Сейчас я не хотел бы как-то подробно рассуждать на тему этой полемики. В ней, по-моему, все очевидно. В своих работах о Толстом, Гоголе, Леонтьеве я уже достаточно давно, хотя, по-моему, и более корректно, чем Сар Пеладан, показал, что неохристианское неофитство (а таковым оно и было у этих писателей) крупных русских художников не могло привести и не привело по существу ни к чему позитивному. А для тех же Гоголя и Леонтьева вылилось в личные жизненные трагедии. Этот ригоризм — возвращение к «негативной эстетике» раннего христианства апологетов, — давно преодоленный зрелой патристикой и византийской Церковью в целом, был уже мало уместен в XIX и XX веках. Тем более нелепо выглядит он сегодня, с чем нередко приходится встречаться, увы, в наши дни. И притом часто в более агрессивной по отношению к культуре и искусству форме, чем мы видели это у Толстого. Позицию Толстого конца XIX — начала XX вв. еще можно понять, хотя и не принять, а вот позицию новейших неофитов, агрессивно настроенных по отношению к культуре, и без их нажима пришедшей уже давно в упадок, можно объяснить только глубоким невежеством этих горе-радетелей якобы за веру христианскую.
Это безотносительно к материалу, присланному Н. Б. Он меня просто порадовал, хотя и вызвал выраженные здесь ассоциации.
Ваш
Вот и пришла настоящая весна — действительно, «майский день»! Праздники я провела на даче, наслаждаясь всеми прелестями пробуждающейся природы. А по вечерам наверстывала кое-что из упущенного как в художественной, так и в научной литературе. Бросилось в глаза, что в современных работах по эстетике и искусствознанию нередко в сугубо позитивном ключе упоминается знаменитая работа Льва Толстого «Что такое искусство?». Толстовское отрицание искусства, красоты, эстетического наслаждения, профессионализма сегодня весьма импонирует теоретикам и создателям арт-практик, как раз и отказавшимся от всех этих понятий и бравирующих своим эстетическим нигилизмом. Вместо сущностного признака искусства — художественности — на первом плане у них оказываются далеко не главные для искусства функции — политическая, коммуникативная, просветительская, воспитательная и т. п.
А параллельно я как раз читала, переводила и анализировала работу совершенно иного плана — книгу хорошо известного Вл. Вл. французского символиста и мистика Жозефена (Сара) Пеладана «Упадок эстетики. Ответ Толстому» (1898) — резко критическую реакцию на «эстетику отрицания эстетического»[50]

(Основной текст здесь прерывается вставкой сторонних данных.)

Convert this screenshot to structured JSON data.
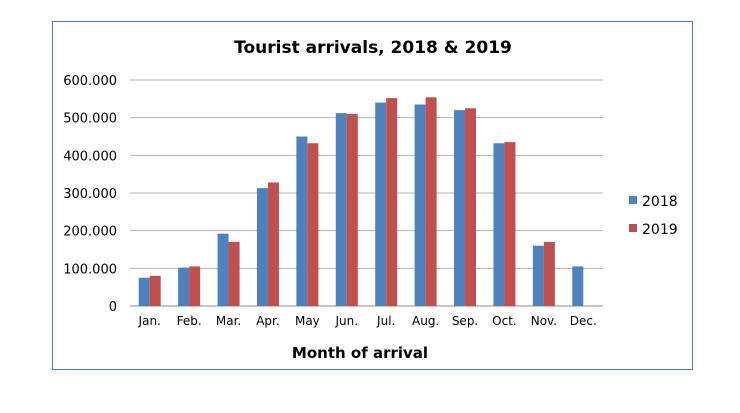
{
  "chart_data": {
    "type": "bar",
    "title": "Tourist arrivals, 2018 & 2019",
    "xlabel": "Month of arrival",
    "ylabel": "",
    "categories": [
      "Jan.",
      "Feb.",
      "Mar.",
      "Apr.",
      "May",
      "Jun.",
      "Jul.",
      "Aug.",
      "Sep.",
      "Oct.",
      "Nov.",
      "Dec."
    ],
    "ylim": [
      0,
      600000
    ],
    "yticks": [
      0,
      100000,
      200000,
      300000,
      400000,
      500000,
      600000
    ],
    "ytick_labels": [
      "0",
      "100.000",
      "200.000",
      "300.000",
      "400.000",
      "500.000",
      "600.000"
    ],
    "grid": true,
    "legend_position": "right",
    "series": [
      {
        "name": "2018",
        "color": "#4f81bd",
        "values": [
          75000,
          102000,
          192000,
          313000,
          450000,
          512000,
          540000,
          535000,
          520000,
          432000,
          160000,
          105000
        ]
      },
      {
        "name": "2019",
        "color": "#c0504d",
        "values": [
          80000,
          105000,
          170000,
          328000,
          432000,
          510000,
          552000,
          554000,
          525000,
          435000,
          170000,
          null
        ]
      }
    ]
  }
}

Льва Толстого в поздний период его творчества. Я рада, что Вл. Вл. поддерживает мой исследовательский интерес к этому автору, притом что он так же, как и я, видит спорные стороны его доктрины. В последний год я глубоко погрузилась в изучение трудов этого «демона» французского символизма, мало известного в России, прочла практически все его труды по эстетике (и не только) и убедилась в том, что многие его идеи, особенно связанные с приоритетом художественности, анагогической роли искусства, являются по существу верными и не утрачивают своей актуальности и поныне. Это относится и к его работе, посвященной эстетическим взглядам позднего Толстого.В трактате Толстого «Что такое искусство?» Пеладан видит путь эстетического упадка. Резкость критики взглядов Толстого на искусство во многом связана у Пеладана с более масштабной проблемой упадка, заката латинского мира в целом, крушение которого может ускорить «русский колосс», хотя мужик и поделится хлебом с побежденным латинским мальчиком-с-пальчиком. Французский мыслитель видит в русских молодой, мистический, верующий народ, признавая, что будущее — за ним. Однако как человек, никогда серьезно не изучавший русскую культуру, он представляет себе Россию стремящейся к мировому господству, обладающей силой, но не интеллектом «страной мужиков», относя к таковым и Толстого — «великого мужика», христианина и «славянского людоеда» одновременно, стремящегося опустить искусство до уровня понимания «пьяных мужиков». Отмечая, что Толстой отрицает собственное литературное творчество во имя своих новых эстетических идей, направленных на утверждение «эстетически неразвитой, далекой от метафизики крестьянской литературы», Пеладан полагает, что русский писатель посягает тем самым на основы западной цивилизации: беря на себя роль «христианского инквизитора», Толстой, усугубляя негативизм Платона и Руссо в отношении искусства, сваливает на него все зло, выносит искусству «вздорный приговор», перечеркивая тем самым творчество Эсхила, Софокла, Микеланджело, Гёте, Баха, Малларме, Вагнера и предлагая взамен доступные для массового понимания жанровые зарисовки (к ним Пеладан относит романы Дюма-отца, «Отверженных» В. Гюго, «Хижину дяди Тома» Г. Бичер-Стоу, произведения Ч. Диккенса).